The Hope Center noted that holiday time spent with loved ones and relatives, though “meant to be moments for celebration and joy, even with the best-laid plans in place, these times can be very stressful. Holidays can amplify stress for those who are pressured by the expectations or feelings of guilt, especially if they are unable to maintain the image of a perfect holiday. The pressure to be ‘in the holiday spirit’ can be burdensome, particularly for anyone who already struggles with a mental health issue.
“For those who have social support, the expectation of interacting with family members or reconnecting with friends can feel overwhelming, and even more so if relationships are strained. For those who do not have any social support, the holidays can exacerbate feelings of being alone. If someone is lacking a connection — either through isolation or geography — the loneliness can be debilitating. The holidays can also be an especially difficult time for anyone grieving the loss of a loved one. Traditionally marketed as opportunities for family gatherings, these ‘special’ days can instead serve as a painful reminder of what used to be.”

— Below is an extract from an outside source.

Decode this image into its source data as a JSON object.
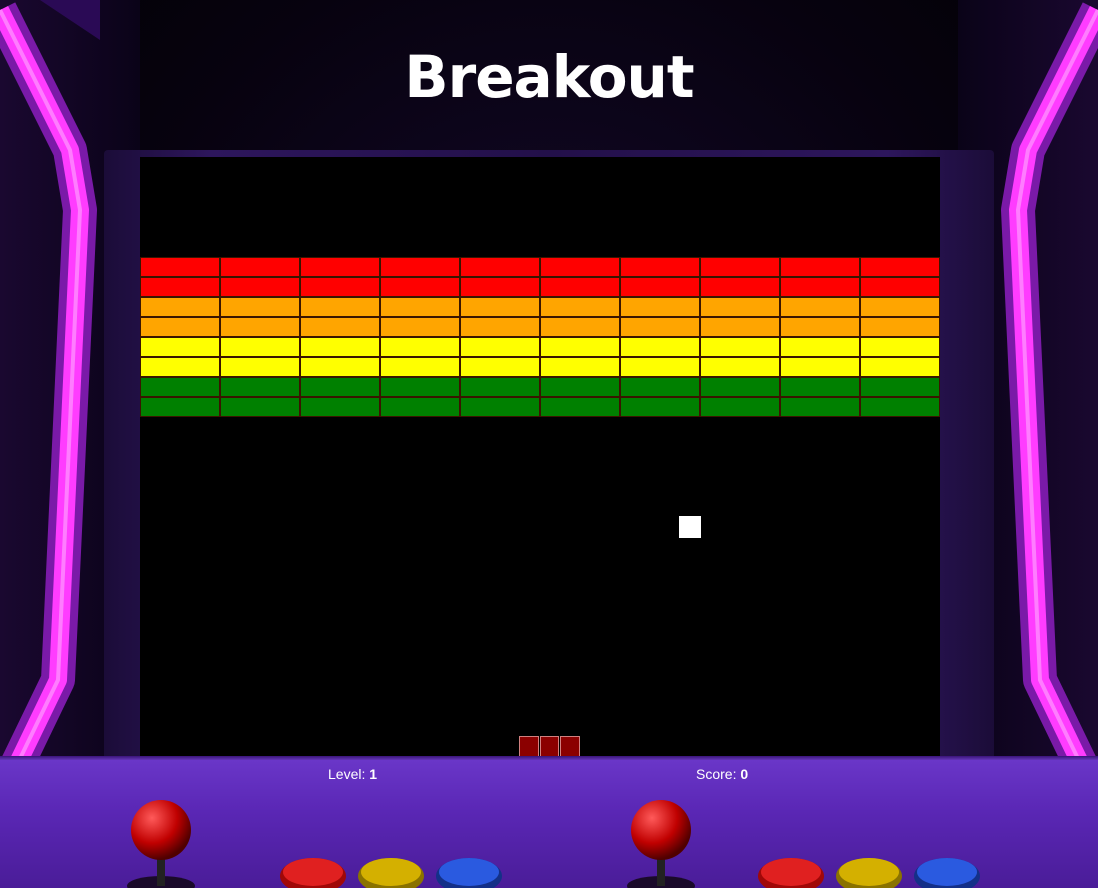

If you or someone you know is in crisis or considering suicide, there are 24/7 hotlines locally and nationally.
- — Aspen Hope Center: Call 970-925-5858.
- — Colorado Crisis Services: Call 1-844-493-8255 or text “TALK” to 38255.
- — Mind Springs Health: Call 970-201-4299 to reach the assessment for admissions team.
- — National Suicide Prevention Lifeline: Call 1-800-273-8255.
“People often underestimate the power of reaching out and asking, ‘How are you?'” the Hope Center’s statement said. “If you are concerned about a loved one struggling during the holidays, consider connecting via a text or a phone call. You may also invite them to get a cup of coffee, have lunch or even take a walk. Inquire about what would be most helpful for them, and listen and honor their response when you show up and support them. Simply put, stay connected, provide a listening ear, and let your presence be the present.”